A USB cable accompanies the Pro90, for connecting directly to the computer, and a serial cable is available as a separate accessory. Two software CDs include Canon's Utilities, ZoomBrowser EX and PhotoRecord (for Windows), ImageBrowser (for Macintosh), and PhotoStitch, RemoteCapture, QuickTime, Adobe Photoshop LE 5.0, and USB drivers, for both PC and Macintosh computers. Probably the most exciting software application in the bundle is the RemoteCapture, which allows you to control the camera through the computer and save images directly to your hard drive. (See our review of Canon's D30 SLR camera for a brief discussion of RemoteCapture, including a screen shot.) The inclusion of Photoshop LE is also a nice, bonus, providing a variety of creative and corrective digital imaging functions.

The Pro90 is powered by a single BP-511 lithium rechargeable battery pack, which recharges in the camera via the AC adapter -- both of which are provided with the camera. The power consumption level is reported on the LED display, and an auto shutoff feature saves battery power after extended periods of inactivity.
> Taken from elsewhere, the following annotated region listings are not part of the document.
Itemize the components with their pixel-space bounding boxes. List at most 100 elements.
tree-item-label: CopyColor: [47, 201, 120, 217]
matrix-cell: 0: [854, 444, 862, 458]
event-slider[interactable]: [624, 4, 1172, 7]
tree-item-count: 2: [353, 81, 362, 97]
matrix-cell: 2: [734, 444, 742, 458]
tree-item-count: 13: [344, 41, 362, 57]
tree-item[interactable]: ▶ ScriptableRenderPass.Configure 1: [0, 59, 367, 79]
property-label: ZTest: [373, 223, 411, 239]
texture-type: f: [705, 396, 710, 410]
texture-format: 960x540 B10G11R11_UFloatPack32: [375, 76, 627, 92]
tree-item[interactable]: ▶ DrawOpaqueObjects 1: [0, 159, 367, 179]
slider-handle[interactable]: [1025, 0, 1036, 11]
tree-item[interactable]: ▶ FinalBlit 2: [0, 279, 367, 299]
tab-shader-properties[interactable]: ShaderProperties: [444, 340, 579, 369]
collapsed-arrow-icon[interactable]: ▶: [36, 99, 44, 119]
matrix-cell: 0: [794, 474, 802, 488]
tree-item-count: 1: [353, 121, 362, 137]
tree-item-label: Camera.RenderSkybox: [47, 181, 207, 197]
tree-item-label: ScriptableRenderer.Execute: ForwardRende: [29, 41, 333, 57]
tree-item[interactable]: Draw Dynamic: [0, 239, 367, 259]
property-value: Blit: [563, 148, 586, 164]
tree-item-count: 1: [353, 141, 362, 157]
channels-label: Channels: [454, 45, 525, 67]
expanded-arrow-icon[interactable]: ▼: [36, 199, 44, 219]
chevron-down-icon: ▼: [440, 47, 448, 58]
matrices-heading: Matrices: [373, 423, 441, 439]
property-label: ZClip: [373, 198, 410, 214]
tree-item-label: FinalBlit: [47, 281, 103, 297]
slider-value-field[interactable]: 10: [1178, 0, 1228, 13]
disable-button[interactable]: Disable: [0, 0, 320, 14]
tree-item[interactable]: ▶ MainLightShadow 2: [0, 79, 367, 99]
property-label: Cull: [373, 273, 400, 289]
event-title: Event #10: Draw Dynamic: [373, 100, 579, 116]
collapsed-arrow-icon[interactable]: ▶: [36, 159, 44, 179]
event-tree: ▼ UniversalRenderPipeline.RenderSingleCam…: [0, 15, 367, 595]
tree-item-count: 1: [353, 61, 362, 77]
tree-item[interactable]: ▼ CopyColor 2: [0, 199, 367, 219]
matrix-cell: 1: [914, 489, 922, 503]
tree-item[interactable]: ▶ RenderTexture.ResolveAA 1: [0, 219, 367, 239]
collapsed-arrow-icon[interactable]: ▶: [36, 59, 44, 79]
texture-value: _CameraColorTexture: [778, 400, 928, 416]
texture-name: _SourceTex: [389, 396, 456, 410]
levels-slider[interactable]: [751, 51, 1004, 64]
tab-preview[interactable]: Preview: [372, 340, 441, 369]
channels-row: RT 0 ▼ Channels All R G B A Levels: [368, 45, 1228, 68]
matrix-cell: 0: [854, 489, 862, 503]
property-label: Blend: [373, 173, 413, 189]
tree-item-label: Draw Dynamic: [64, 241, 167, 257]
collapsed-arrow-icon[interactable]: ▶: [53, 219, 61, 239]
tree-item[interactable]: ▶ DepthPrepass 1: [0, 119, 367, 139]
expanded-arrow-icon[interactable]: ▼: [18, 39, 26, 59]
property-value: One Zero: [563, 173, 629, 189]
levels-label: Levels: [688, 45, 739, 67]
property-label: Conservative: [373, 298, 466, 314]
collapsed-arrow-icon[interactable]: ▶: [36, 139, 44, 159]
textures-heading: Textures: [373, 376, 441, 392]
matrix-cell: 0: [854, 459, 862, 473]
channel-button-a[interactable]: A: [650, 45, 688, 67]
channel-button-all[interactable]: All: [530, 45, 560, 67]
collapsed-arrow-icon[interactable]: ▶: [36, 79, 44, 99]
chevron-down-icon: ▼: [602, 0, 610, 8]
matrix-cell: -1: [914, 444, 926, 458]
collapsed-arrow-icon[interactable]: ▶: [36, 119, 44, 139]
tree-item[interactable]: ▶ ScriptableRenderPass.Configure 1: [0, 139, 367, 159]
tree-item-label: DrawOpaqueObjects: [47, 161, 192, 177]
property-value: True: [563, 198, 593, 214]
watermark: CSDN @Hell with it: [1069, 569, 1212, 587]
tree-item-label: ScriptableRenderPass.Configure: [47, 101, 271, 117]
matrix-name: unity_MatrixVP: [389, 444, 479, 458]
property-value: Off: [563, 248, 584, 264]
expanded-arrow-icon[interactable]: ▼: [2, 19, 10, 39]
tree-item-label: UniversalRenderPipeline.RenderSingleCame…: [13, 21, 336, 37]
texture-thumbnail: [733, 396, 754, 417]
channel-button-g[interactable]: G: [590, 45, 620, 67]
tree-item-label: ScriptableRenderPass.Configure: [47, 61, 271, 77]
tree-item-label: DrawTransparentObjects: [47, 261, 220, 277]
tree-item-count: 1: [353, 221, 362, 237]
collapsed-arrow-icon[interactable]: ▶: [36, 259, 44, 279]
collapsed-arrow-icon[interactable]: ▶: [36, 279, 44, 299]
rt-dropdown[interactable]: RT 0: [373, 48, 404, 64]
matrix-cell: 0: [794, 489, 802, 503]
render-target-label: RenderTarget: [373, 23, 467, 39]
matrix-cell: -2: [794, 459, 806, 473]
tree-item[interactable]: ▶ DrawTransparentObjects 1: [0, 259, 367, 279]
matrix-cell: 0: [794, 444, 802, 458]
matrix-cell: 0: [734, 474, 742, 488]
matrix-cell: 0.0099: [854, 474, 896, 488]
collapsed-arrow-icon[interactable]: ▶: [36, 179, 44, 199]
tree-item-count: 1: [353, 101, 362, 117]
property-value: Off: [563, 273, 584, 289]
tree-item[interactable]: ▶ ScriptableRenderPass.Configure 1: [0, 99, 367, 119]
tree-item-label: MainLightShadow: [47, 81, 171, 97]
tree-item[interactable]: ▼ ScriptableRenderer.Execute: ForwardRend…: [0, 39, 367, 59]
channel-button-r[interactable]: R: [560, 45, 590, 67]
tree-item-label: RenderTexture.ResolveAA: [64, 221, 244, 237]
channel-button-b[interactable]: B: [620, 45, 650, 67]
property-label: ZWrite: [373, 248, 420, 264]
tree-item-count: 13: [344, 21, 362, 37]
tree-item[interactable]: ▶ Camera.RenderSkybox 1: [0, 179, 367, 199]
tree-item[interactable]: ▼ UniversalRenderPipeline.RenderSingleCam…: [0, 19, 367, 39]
Overall, we were very pleased with the Pro90's performance, as the extensive exposure control and 10x zoom lens produced very nice images with excellent quality and color. The swiveling LCD monitor is also great when shooting at odd angles, and the Image Stabilizer function is a huge plus for handheld telephoto shots, as well as low-light shooting conditions. With its large variety of exposure options and control levels, the Pro90 should appeal to a wide range of users.